Multi-Entity Dependence Learning with Rich Context via Conditional Variational Auto-encoder
This work addresses the challenge of modeling multi-entity dependencies in large-scale datasets for domains like ecology and environmental monitoring, representing an incremental improvement over existing methods.
The paper tackles the problem of learning conditional correlations among multiple entities with rich contextual information by proposing MEDL_CVAE, a method based on conditional variational auto-encoders that optimizes the joint likelihood end-to-end. It shows that MEDL_CVAE captures rich dependency structures, scales better than previous methods, and improves joint likelihood on large datasets, with applications in computational sustainability using eBird and satellite data.

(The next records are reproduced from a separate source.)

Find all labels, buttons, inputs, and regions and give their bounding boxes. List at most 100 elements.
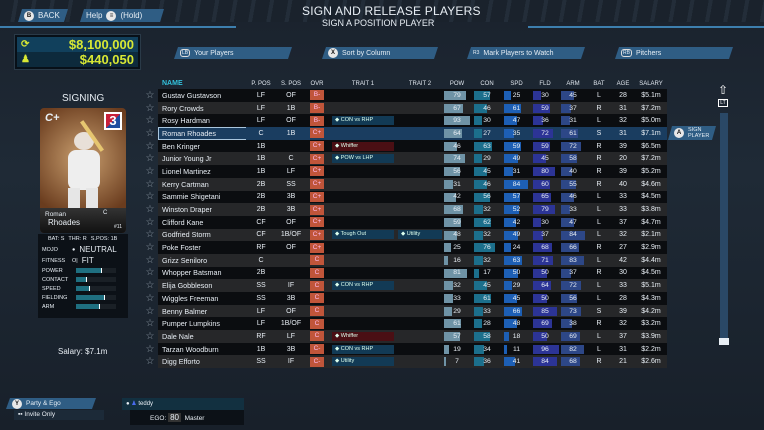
table-row[interactable]: ☆ Ben Kringer 1B C+ ◆ Whiffer 46 63 59 59 72 R 39 $6… bbox=[142, 139, 667, 153]
sign-player-button[interactable]: A SIGN PLAYER bbox=[668, 126, 716, 140]
watch-star-icon[interactable]: ☆ bbox=[145, 330, 155, 342]
trait-cell bbox=[398, 215, 442, 229]
arm-cell: 83 bbox=[559, 253, 587, 267]
column-header[interactable]: FLD bbox=[539, 80, 551, 87]
arm-bar bbox=[561, 332, 581, 342]
watch-star-icon[interactable]: ☆ bbox=[145, 267, 155, 279]
column-header[interactable]: OVR bbox=[310, 80, 324, 87]
watch-star-icon[interactable]: ☆ bbox=[145, 115, 155, 127]
watch-star-icon[interactable]: ☆ bbox=[145, 229, 155, 241]
page-title: SIGN AND RELEASE PLAYERS bbox=[302, 4, 481, 18]
table-row[interactable]: ☆ Wiggles Freeman SS 3B C 33 61 45 50 56 L 28 $4.3m bbox=[142, 292, 667, 305]
table-row[interactable]: ☆ Grizz Seniloro C C 16 32 63 71 83 L 42 $4.4m bbox=[142, 253, 667, 267]
fld-bar bbox=[533, 179, 550, 189]
back-button[interactable]: B BACK bbox=[18, 9, 68, 22]
table-row[interactable]: ☆ Sammie Shigetani 2B 3B C+ 42 56 57 65 46 L 33 $4.5… bbox=[142, 190, 667, 204]
table-row[interactable]: ☆ Rory Crowds LF 1B B- 67 46 61 59 37 R 31 $7.2m bbox=[142, 101, 667, 115]
bats: S bbox=[587, 304, 611, 318]
spd-bar bbox=[504, 357, 516, 367]
table-row[interactable]: ☆ Tarzan Woodburn 1B 3B C- ◆ CON vs RHP 19 34 11… bbox=[142, 342, 667, 356]
table-row[interactable]: ☆ Kerry Cartman 2B SS C+ 31 46 84 60 55 R 40 $4.6m bbox=[142, 177, 667, 191]
column-header[interactable]: SPD bbox=[510, 80, 523, 87]
watch-star-icon[interactable]: ☆ bbox=[145, 165, 155, 177]
con-bar bbox=[474, 192, 490, 202]
scrollbar-thumb[interactable] bbox=[719, 338, 729, 345]
con-bar bbox=[474, 167, 487, 177]
pow-value: 67 bbox=[453, 104, 461, 112]
trait-cell bbox=[398, 355, 442, 369]
watch-star-icon[interactable]: ☆ bbox=[145, 140, 155, 152]
watch-star-icon[interactable]: ☆ bbox=[145, 254, 155, 266]
watch-star-icon[interactable]: ☆ bbox=[145, 280, 155, 292]
table-row[interactable]: ☆ Winston Draper 2B 3B C+ 68 32 52 79 33 L 33 $3.8m bbox=[142, 203, 667, 216]
table-row[interactable]: ☆ Poke Foster RF OF C+ 25 76 24 68 66 R 27 $2.9m bbox=[142, 241, 667, 254]
help-button[interactable]: Help ≡ (Hold) bbox=[80, 9, 164, 22]
tab-pitchers[interactable]: RB Pitchers bbox=[615, 47, 733, 59]
watch-star-icon[interactable]: ☆ bbox=[145, 242, 155, 254]
watch-star-icon[interactable]: ☆ bbox=[145, 204, 155, 216]
bats: L bbox=[587, 253, 611, 267]
fld-bar bbox=[533, 319, 553, 329]
tab-your-players[interactable]: LB Your Players bbox=[174, 47, 292, 59]
table-row[interactable]: ☆ Lionel Martinez 1B LF C+ 56 45 31 80 40 R 39 $5.2m bbox=[142, 165, 667, 178]
watch-star-icon[interactable]: ☆ bbox=[145, 153, 155, 165]
spd-bar bbox=[504, 179, 528, 189]
table-row[interactable]: ☆ Digg Efforto SS IF C- ◆ Utility 7 36 41 84 68 R 21… bbox=[142, 355, 667, 369]
arm-bar bbox=[561, 167, 573, 177]
column-header[interactable]: ARM bbox=[566, 80, 580, 87]
pow-cell: 32 bbox=[442, 279, 472, 292]
scroll-up-lt-icon[interactable]: ⇧ LT bbox=[717, 83, 729, 107]
player-card: C+ 3 Roman Rhoades C #11 bbox=[40, 108, 126, 233]
con-bar bbox=[474, 116, 483, 126]
table-row[interactable]: ☆ Pumper Lumpkins LF 1B/OF C 61 28 48 69 38 R 32 $3.… bbox=[142, 317, 667, 331]
watch-star-icon[interactable]: ☆ bbox=[145, 191, 155, 203]
con-value: 32 bbox=[483, 231, 491, 239]
table-row[interactable]: ☆ Roman Rhoades C 1B C+ 64 27 35 72 61 S 31 $7.1m bbox=[142, 127, 667, 140]
b-button-icon: B bbox=[24, 11, 34, 21]
watch-star-icon[interactable]: ☆ bbox=[145, 343, 155, 355]
pow-bar bbox=[444, 205, 464, 215]
watch-star-icon[interactable]: ☆ bbox=[145, 216, 155, 228]
watch-star-icon[interactable]: ☆ bbox=[145, 318, 155, 330]
table-row[interactable]: ☆ Rosy Hardman LF OF B- ◆ CON vs RHP 93 30 47 36 3… bbox=[142, 114, 667, 128]
watch-star-icon[interactable]: ☆ bbox=[145, 127, 155, 139]
column-header[interactable]: POW bbox=[449, 80, 465, 87]
tab-sort-by-column[interactable]: X Sort by Column bbox=[322, 47, 438, 59]
watch-star-icon[interactable]: ☆ bbox=[145, 356, 155, 368]
column-header[interactable]: NAME bbox=[162, 80, 183, 87]
fld-bar bbox=[533, 116, 544, 126]
table-row[interactable]: ☆ Gustav Gustavson LF OF B- 79 57 25 30 45 L 28 $5.1… bbox=[142, 89, 667, 102]
fld-bar bbox=[533, 281, 551, 291]
arm-cell: 72 bbox=[559, 279, 587, 292]
column-header[interactable]: S. POS bbox=[280, 80, 301, 87]
con-bar bbox=[474, 319, 482, 329]
skill-label: FIELDING bbox=[42, 294, 68, 301]
fld-value: 50 bbox=[541, 332, 549, 340]
table-row[interactable]: ☆ Whopper Batsman 2B C 81 17 50 50 37 R 30 $4.5m bbox=[142, 266, 667, 280]
table-row[interactable]: ☆ Clifford Kane CF OF C+ 59 62 42 30 47 L 37 $4.7m bbox=[142, 215, 667, 229]
tab-mark-players[interactable]: R3 Mark Players to Watch bbox=[467, 47, 585, 59]
column-header[interactable]: AGE bbox=[616, 80, 630, 87]
scrollbar[interactable] bbox=[720, 113, 728, 345]
table-row[interactable]: ☆ Junior Young Jr 1B C C+ ◆ POW vs LHP 74 29 49 4… bbox=[142, 152, 667, 166]
watch-star-icon[interactable]: ☆ bbox=[145, 89, 155, 101]
watch-star-icon[interactable]: ☆ bbox=[145, 292, 155, 304]
con-cell: 27 bbox=[472, 127, 502, 140]
column-header[interactable]: TRAIT 2 bbox=[408, 80, 432, 87]
watch-star-icon[interactable]: ☆ bbox=[145, 305, 155, 317]
party-ego-button[interactable]: Y Party & Ego bbox=[6, 398, 96, 409]
watch-star-icon[interactable]: ☆ bbox=[145, 102, 155, 114]
table-row[interactable]: ☆ Elija Gobbleson SS IF C ◆ CON vs RHP 32 45 29 6… bbox=[142, 279, 667, 292]
overall-cell: C+ bbox=[306, 241, 328, 254]
overall-badge: C+ bbox=[310, 141, 324, 152]
table-row[interactable]: ☆ Godfried Storm CF 1B/OF C+ ◆ Tough Out ◆ Uti… bbox=[142, 228, 667, 242]
column-header[interactable]: CON bbox=[480, 80, 494, 87]
column-header[interactable]: BAT bbox=[593, 80, 605, 87]
watch-star-icon[interactable]: ☆ bbox=[145, 178, 155, 190]
column-header[interactable]: P. POS bbox=[251, 80, 271, 87]
column-header[interactable]: TRAIT 1 bbox=[351, 80, 375, 87]
con-value: 45 bbox=[483, 282, 491, 290]
column-header[interactable]: SALARY bbox=[639, 80, 663, 87]
table-row[interactable]: ☆ Dale Nale RF LF C ◆ Whiffer 57 58 18 50 69 L 37 $3.… bbox=[142, 330, 667, 343]
table-row[interactable]: ☆ Benny Balmer LF OF C 29 33 66 85 73 S 39 $4.2m bbox=[142, 304, 667, 318]
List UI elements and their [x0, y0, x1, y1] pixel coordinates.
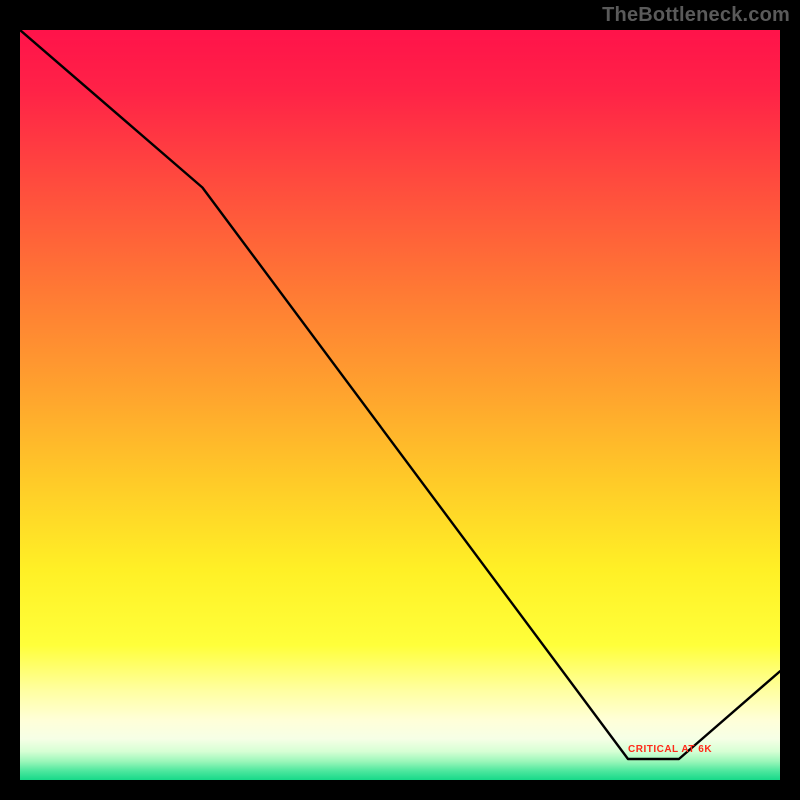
critical-label: CRITICAL AT 6K [628, 744, 712, 755]
plot-area: CRITICAL AT 6K [20, 30, 780, 780]
chart-svg [20, 30, 780, 780]
chart-frame: TheBottleneck.com CRITICAL AT 6K [0, 0, 800, 800]
gradient-background [20, 30, 780, 780]
watermark-text: TheBottleneck.com [602, 4, 790, 27]
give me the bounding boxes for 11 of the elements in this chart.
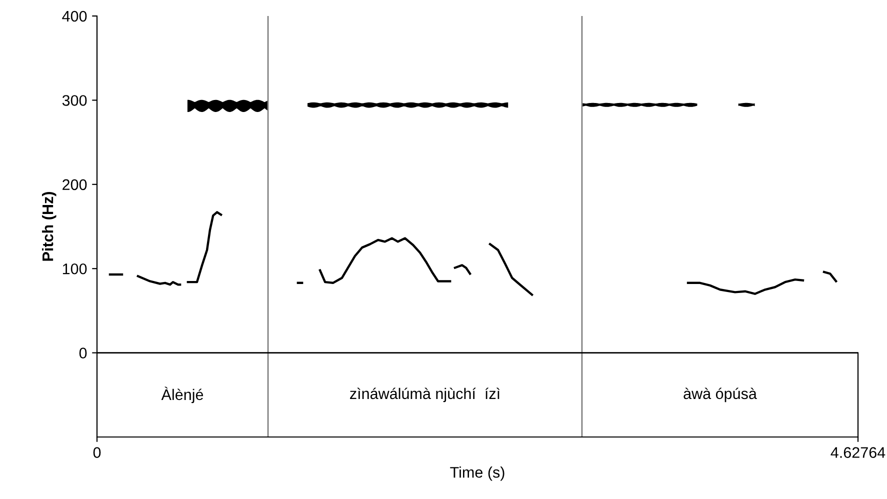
y-tick-label: 400 — [62, 10, 87, 22]
y-axis-title: Pitch (Hz) — [42, 192, 56, 261]
annotation: Àlènjé — [161, 386, 204, 404]
x-axis-title: Time (s) — [450, 466, 504, 481]
y-tick-label: 100 — [62, 263, 87, 274]
y-tick-label: 300 — [62, 95, 87, 106]
annotation: zìnáwálúmà njùchí ízì — [350, 388, 500, 402]
annotation: àwà ópúsà — [684, 388, 757, 402]
y-tick-label: 0 — [79, 348, 87, 358]
y-tick-label: 200 — [62, 179, 87, 190]
x-tick-label: 4.62764 — [830, 447, 886, 458]
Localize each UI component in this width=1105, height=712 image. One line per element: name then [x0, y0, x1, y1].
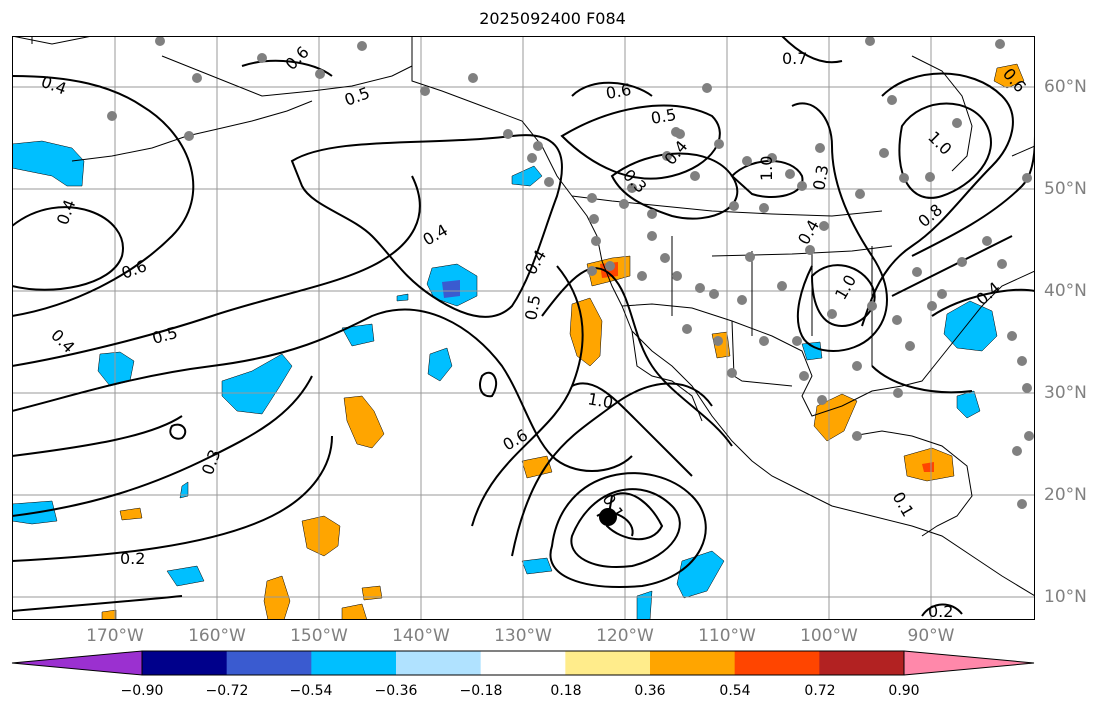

Multi-Entity Dependence Learning (MEDL) explores conditional correlations among multiple entities. The availability of rich contextual information requires a nimble learning scheme that tightly integrates with deep neural networks and has the ability to capture correlation structures among exponentially many outcomes. We propose MEDL_CVAE, which encodes a conditional multivariate distribution as a generating process. As a result, the variational lower bound of the joint likelihood can be optimized via a conditional variational auto-encoder and trained end-to-end on GPUs. Our MEDL_CVAE was motivated by two real-world applications in computational sustainability: one studies the spatial correlation among multiple bird species using the eBird data and the other models multi-dimensional landscape composition and human footprint in the Amazon rainforest with satellite images. We show that MEDL_CVAE captures rich dependency structures, scales better than previous methods, and further improves on the joint likelihood taking advantage of very large datasets that are beyond the capacity of previous methods.